Intravenous bortezomib (BTZ) based therapy is effective for AL amyloidosis, although cardiac toxicity is a concern in advanced stage patients (pts). Survival in AL amyloidosis is dependent on hematologic and cardiac organ response emphasizing the need for safe and effective treatments. Staging systems to identify high cardiac risk pts developed by Dispenzieri et al JCO 22.18 (2004): 3751-3757 and revised by Kumar et al JCO 30.9 (2012): 989-995 can be used to guide therapy. Since January 2011, our institutional preference has been to treat plasma cell disorder patients with subcutaneous (SC) once weekly BTZ and have eliminated requirement for intravenous hydration.
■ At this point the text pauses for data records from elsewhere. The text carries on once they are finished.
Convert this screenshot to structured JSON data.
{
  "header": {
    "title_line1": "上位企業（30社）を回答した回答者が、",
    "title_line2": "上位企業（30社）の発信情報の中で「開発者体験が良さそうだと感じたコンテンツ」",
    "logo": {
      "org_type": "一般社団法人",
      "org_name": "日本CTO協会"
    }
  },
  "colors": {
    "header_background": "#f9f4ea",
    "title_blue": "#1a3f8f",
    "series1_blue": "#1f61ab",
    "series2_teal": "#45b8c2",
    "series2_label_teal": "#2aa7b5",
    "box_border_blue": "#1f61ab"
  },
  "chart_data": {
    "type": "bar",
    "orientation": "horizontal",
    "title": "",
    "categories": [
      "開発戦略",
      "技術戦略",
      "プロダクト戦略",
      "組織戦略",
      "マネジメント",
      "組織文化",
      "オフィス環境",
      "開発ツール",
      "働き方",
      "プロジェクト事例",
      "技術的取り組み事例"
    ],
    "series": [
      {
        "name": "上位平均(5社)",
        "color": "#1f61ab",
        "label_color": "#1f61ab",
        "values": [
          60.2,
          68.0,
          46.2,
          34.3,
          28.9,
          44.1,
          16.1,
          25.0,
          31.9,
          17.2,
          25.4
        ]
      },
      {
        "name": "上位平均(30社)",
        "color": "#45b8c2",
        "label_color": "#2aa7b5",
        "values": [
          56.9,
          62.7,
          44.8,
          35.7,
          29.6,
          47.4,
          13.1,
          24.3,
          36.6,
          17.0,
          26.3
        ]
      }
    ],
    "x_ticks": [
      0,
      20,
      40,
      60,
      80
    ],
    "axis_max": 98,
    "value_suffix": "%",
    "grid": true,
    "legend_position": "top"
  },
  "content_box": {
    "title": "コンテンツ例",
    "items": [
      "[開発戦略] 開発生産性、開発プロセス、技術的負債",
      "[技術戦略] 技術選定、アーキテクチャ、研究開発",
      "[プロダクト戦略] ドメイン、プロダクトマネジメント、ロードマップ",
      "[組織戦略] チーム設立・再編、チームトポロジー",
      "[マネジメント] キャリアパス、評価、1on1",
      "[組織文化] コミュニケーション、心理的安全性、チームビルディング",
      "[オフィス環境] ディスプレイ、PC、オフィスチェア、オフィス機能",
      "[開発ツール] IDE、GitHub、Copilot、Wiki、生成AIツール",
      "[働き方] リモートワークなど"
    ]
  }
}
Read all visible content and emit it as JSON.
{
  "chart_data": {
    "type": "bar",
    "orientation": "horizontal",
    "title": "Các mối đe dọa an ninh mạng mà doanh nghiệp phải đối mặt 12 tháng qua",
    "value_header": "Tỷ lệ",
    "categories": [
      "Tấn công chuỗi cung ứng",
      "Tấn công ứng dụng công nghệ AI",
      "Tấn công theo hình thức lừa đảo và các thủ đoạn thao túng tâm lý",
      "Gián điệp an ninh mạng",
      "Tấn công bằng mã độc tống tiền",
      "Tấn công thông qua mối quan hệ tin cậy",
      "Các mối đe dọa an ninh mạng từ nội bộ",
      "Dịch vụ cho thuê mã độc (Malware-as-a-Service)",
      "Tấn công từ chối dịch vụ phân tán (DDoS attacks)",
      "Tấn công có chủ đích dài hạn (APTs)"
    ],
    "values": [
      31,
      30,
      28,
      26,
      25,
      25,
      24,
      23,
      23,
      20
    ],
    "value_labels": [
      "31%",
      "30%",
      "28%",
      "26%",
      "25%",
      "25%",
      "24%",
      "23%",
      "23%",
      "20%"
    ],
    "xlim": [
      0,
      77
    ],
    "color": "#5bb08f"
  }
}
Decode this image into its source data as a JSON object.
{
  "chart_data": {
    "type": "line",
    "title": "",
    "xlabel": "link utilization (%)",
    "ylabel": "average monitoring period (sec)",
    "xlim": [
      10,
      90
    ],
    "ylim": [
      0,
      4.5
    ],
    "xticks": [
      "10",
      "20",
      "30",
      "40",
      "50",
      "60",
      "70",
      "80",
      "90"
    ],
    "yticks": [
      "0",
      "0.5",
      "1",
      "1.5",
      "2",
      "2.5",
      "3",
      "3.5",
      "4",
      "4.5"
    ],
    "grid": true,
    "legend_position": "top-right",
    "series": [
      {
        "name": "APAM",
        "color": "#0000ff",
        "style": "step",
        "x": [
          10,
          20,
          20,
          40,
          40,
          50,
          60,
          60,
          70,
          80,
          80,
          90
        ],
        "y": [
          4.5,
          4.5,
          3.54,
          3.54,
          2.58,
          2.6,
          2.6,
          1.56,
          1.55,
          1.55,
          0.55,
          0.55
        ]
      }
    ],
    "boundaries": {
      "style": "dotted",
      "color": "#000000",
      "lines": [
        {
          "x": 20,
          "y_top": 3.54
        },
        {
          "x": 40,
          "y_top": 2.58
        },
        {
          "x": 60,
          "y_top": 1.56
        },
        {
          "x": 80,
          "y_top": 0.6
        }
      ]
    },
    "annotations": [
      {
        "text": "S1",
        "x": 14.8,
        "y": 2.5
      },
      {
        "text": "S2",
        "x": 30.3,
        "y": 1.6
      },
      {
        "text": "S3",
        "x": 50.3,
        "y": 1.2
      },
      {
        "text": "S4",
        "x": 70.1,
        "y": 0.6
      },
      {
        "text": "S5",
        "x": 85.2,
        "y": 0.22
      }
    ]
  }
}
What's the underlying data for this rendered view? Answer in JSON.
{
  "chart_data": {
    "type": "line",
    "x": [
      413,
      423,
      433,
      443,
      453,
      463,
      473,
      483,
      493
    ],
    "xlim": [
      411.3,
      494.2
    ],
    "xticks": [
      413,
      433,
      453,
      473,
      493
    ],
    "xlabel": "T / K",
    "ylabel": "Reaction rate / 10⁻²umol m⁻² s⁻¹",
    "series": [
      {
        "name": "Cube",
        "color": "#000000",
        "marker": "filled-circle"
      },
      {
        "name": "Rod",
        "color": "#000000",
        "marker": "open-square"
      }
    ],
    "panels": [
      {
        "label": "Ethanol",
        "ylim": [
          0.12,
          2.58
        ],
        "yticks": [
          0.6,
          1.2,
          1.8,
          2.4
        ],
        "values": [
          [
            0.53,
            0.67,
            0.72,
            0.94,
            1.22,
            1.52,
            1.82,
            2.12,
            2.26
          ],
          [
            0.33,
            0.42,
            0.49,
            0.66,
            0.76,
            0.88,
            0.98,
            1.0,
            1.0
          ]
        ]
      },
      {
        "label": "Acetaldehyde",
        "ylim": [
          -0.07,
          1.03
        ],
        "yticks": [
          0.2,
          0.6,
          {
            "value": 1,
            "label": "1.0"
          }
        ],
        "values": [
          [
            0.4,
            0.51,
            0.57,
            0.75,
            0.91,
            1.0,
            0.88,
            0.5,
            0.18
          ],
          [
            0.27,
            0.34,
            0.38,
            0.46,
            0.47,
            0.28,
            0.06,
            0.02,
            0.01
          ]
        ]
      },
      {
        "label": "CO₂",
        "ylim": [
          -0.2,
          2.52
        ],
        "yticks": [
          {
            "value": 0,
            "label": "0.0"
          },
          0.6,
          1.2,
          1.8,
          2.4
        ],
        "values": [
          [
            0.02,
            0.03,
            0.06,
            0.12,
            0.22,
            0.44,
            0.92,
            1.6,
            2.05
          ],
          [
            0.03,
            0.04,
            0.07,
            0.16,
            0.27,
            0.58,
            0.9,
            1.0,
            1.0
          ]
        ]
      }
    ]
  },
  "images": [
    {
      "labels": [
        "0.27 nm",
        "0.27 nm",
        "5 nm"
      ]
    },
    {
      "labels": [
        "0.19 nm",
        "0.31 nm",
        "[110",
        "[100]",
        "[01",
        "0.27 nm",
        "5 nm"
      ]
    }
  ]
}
Considering the historically poor outcome of high cardiac risk AL amyloid pts with conventional therapy, we did not exclude them from weekly SC bortezomib and report safety and efficacy data here.

Methods:

After IRB approval, we reviewed our plasma cell disorder registry and identified 40 pts with AL amyloidosis who received weekly SC BTZ as initial therapy between January 2011 and June 2014. Review of the electronic medical record was used to confirm details of BTZ based regimens, response to treatment according to consensus criteria (Palladini et al. JCO (2012): 4541-4549.), and adverse events including neuropathy and cardiac toxicity graded via the NCI CTCAE version 4.0. We ascribed advanced cardiac stage to pts who were stage 3 by the 2004 staging and 3 and 4 by the 2012 staging. Six pts were excluded from hematologic response assessment as the difference between the involved and uninvolved free light chains was less than 50 mg/L at baseline.

Results:

Out of the 34 evaluable pts, 18 (53%) and 23 (68%) were found to be advanced cardiac stage by the respective staging systems and 1 of these pts died of ventricular tachycardia arrest about 8 hours after initial 1 mg/m2 bortezomib dose with 8 mg of dexamethasone. Additional toxicity included grade 4 ventricular tachycardia in 1 patient after the fifth cycle of BTZ although not in close relation to the BTZ dose. Neurologic toxicity attributed to BTZ was seen in 4 pts (10%) with 3 grade 1 and 1 grade 3. Six deaths occurred in SC BTZ treated pts and all were in advanced cardiac stage pts. Two advanced cardiac stage pts successfully underwent high dose melphalan and autologous stem cell transplant. Hematologic responses are listed in the tables. All patients received corticosteroid.

Discussion:

Only 2 pts experienced cardiac toxicity and 1 was in close temporal relation to the BTZ dose but resulted in death. The responses seen with weekly SC BTZ in advanced cardiac stage AL amyloidosis are reasonably consistent with those seen with intravenous dosing although small patient numbers limit this comparison. Hematologic response in pts treated with BTZ and corticosteroid alone can support a response adapted therapeutic approach. Two advanced cardiac stage pts were able to undergo high dose melphalan after improvement in their cardiac status with BTZ based therapy. Once weekly SC BTZ based therapy was safe and effective treatment for AL amyloidosis even in high cardiac risk pts.